Thursday, February 26th, 2009

On Monday, CRS Communications Officer Liz O’Neill asked Jennifer Poidatz, CRS Country Representative for India, to comment on the film Slumdog Millionaire. Poidatz said that, whatever the films merits or drawbacks, it accurately portrays Mumbai slums.

India view

A very large slum area where families sort through garbage and recycle everything from glass to plastic to wire, to paper. Photo by Karl Grobl/CRS

In an article in Republican American (please note, article contains graphic discussion of treatment of child beggars), CRS India staffer Deepa Sundara Rajan, concurs with Poidatz assessment.

From the article: “The film, ‘is a pretty realistic presentation of the way the slums are,’ Deepa Sundara Rajan, of Catholic Relief Services in India, told me. The slums of Mumbai take up about 50,000 acres and most of those who live there are migrants, driven from their impoverished villages to the city of a million dreams.”

“Both Catholic Relief Services and Save the Children have posts in India, where its workers do not deny the obvious, but strive, as ‘Slumdog’s’ critics might, to improve the life of India’s estimated 200,000 child beggars, who make our recession look like a day on Easy Street.”

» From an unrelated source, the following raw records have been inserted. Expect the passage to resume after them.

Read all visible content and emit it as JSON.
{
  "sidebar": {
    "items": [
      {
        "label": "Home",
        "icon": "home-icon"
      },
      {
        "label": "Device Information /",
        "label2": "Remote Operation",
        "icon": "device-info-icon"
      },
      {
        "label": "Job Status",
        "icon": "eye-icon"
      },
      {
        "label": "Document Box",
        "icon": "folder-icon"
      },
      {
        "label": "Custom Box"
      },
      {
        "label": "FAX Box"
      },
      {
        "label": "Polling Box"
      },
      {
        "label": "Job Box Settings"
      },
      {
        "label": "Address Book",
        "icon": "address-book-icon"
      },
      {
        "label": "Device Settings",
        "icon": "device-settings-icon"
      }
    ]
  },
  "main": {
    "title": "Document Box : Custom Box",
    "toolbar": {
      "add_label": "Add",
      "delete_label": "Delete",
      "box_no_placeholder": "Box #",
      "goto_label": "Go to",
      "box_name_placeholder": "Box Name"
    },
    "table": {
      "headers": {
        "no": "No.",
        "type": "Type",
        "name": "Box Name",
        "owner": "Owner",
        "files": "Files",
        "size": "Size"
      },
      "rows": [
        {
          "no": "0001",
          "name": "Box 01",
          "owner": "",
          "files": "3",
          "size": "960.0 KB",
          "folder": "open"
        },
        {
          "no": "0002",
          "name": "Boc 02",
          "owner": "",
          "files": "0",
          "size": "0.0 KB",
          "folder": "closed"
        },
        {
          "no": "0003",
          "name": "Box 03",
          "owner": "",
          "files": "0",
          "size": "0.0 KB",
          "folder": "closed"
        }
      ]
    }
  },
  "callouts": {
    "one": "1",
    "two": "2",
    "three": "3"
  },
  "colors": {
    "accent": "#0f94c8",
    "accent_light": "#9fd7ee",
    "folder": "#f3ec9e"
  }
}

‘Slumdog’ Accurate on Mumbai Poverty

Monday, February 23rd, 2009

India is a fascinating mix of amazing facts and contradictions. Despite the many benefits that India’s privileged classes have secured after a decade of impressive economic growth, the lives of hundreds of millions of poor and marginalized continue to stagnate in poverty and malnutrition, many of them in the slums depicted in the Oscar-winning film “Slumdog Millionnaire.”

CRS Communications Officer Liz O’Neill asked Jennifer Poidatz, CRS Country Representative for India, to comment on the film.

Liz
There has been so much talk here in the United States about degree and magnitude of poverty portrayed in the film. Are the slums of Mumbai accurately depicted in the movie?